TC Devleti, konunun kökten çözümü konusunda duyarlı olmalıdır. Bu yüzden Türkiye ‘de ki inanç bazındaki tek mezhep monopolizmine, kayırmacılığa, dışlanmaya ve ayrımcılığa derhal bir son vermelidir.
Laikliği tamı tamına anayasal olarak, hukukun üstünlüğü, Türkiye’nin birliği ve dirliği için kesinlikle uygulamalıdır. Hükümet ve toplum bu konuda adım atmalıdır.
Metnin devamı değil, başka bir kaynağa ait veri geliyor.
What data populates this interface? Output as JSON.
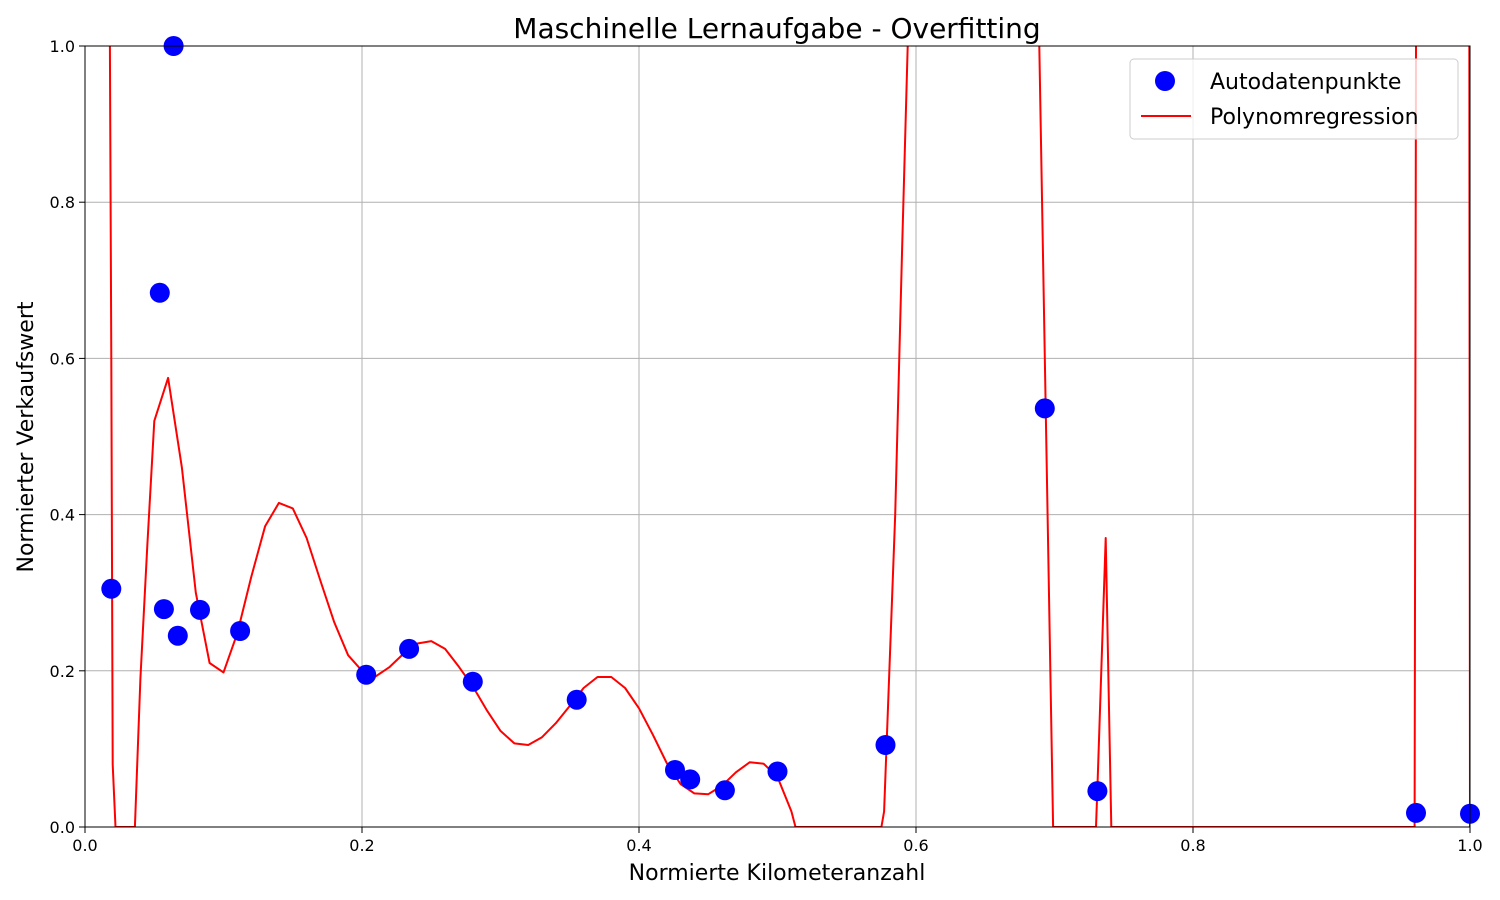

Hükümet inanç özgürlüğü ve laikliğin uygulanması konusunda kamuoyunu bilinçlendiirmelidir. Ayrıca bu konuda Hükümetin dışında, toplumun her kesimine ve özelliklede aydınlara büyük iş düşmektedir. Çünkü konu idari, kültürel, hukuki ve sosyal içerik taşımaktadır ve tüm kamuoyunu Anayasal olarak doğrudan ilgilendirmektedir.